Nel 1969, non ci fu soltanto un allunaggio e “un grande passo per l’umanità” ma un atterraggio e “un grande passo per la lunarità”. I Lunari scesero sulla Terra e piantarono la loro bandiera, quella di un popolo coeso, senza confini.

All’epoca, la Terra era ancora uno S P E T T A C O L O: ai Lunari apparvero mari blu e foreste verdi sconfinate. Gli abitanti del posto erano accoglienti, curiosi, spaventati e sospettosi.
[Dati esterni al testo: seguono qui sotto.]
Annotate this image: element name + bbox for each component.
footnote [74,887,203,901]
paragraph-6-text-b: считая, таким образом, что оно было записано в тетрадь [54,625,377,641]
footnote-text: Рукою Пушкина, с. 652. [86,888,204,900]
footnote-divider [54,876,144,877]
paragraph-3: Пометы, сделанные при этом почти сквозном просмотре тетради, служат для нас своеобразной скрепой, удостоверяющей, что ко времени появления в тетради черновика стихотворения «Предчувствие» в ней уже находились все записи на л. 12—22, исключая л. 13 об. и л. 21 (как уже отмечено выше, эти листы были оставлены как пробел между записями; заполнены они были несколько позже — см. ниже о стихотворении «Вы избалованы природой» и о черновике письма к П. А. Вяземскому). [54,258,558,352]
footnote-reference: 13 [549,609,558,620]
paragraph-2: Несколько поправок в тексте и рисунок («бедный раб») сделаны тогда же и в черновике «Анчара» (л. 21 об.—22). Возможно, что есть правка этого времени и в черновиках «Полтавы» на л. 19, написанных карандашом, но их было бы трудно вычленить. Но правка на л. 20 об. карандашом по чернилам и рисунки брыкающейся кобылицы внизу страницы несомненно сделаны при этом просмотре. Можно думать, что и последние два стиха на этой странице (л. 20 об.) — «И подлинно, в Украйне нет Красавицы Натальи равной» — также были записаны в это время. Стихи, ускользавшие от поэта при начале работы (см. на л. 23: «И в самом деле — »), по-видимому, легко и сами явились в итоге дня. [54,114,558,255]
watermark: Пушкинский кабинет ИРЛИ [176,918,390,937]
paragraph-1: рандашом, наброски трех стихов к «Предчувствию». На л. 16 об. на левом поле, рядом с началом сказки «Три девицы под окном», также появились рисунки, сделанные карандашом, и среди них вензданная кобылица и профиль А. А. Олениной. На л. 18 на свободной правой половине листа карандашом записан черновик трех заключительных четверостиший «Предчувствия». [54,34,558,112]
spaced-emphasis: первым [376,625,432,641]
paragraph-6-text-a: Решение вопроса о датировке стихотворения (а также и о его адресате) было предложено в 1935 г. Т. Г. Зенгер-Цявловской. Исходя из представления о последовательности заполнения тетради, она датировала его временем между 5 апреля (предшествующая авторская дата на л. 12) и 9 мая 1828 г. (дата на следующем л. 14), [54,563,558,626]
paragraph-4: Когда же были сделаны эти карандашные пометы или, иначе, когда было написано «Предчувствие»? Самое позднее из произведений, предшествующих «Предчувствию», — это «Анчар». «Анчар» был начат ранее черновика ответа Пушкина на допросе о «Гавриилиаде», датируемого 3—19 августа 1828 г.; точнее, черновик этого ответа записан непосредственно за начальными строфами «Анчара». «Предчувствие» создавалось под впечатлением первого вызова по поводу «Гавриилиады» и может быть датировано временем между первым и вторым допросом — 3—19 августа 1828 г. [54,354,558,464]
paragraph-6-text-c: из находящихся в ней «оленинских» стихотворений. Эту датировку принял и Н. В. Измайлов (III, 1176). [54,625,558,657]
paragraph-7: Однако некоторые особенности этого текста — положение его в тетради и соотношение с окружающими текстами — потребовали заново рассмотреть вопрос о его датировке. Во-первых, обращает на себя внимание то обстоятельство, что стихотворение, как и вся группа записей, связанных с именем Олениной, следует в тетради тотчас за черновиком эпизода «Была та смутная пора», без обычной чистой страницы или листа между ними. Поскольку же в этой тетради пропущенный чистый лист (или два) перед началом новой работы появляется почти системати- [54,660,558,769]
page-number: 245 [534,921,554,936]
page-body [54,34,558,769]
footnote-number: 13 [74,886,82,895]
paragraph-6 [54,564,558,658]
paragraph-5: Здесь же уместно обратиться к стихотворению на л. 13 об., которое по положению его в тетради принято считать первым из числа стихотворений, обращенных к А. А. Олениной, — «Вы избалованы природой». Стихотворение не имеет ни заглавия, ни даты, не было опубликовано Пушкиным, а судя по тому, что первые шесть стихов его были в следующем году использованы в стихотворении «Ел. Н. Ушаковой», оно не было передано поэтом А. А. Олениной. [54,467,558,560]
Oggi, nel 2026, sono tornati in orbita per dare un’occhiata al loro “satellite” preferito. Ma fanno fatica a riconoscerlo. Il blu dei mari è diventato torbido, sporco. I ghiacci ai poli si sono rimpiccioliti.

E il verde? Dove prima c’erano i boschi, ora vedono grandi macchie marroni e cemento.

– Che cosa sono quelle scatoline nere luminose che hanno sempre in mano i Terrestri? Saranno forse opera di qualche Marziano che ci ha preceduti?-

Proprio mentre stanno per tornare a casa, notano un piccolo dettaglio. Un quadratino di terra coltivata in mezzo al grigio della città. È un piccolo Orto Comunitario, dove le persone lavorano insieme, si scambiano i semi, collaborano e si prendono cura della Terra.

Ne vedono altri, sparsi qua e là. I Lunari si scambiano un’occhiata. Forse, dopotutto, c’è ancora una speranza.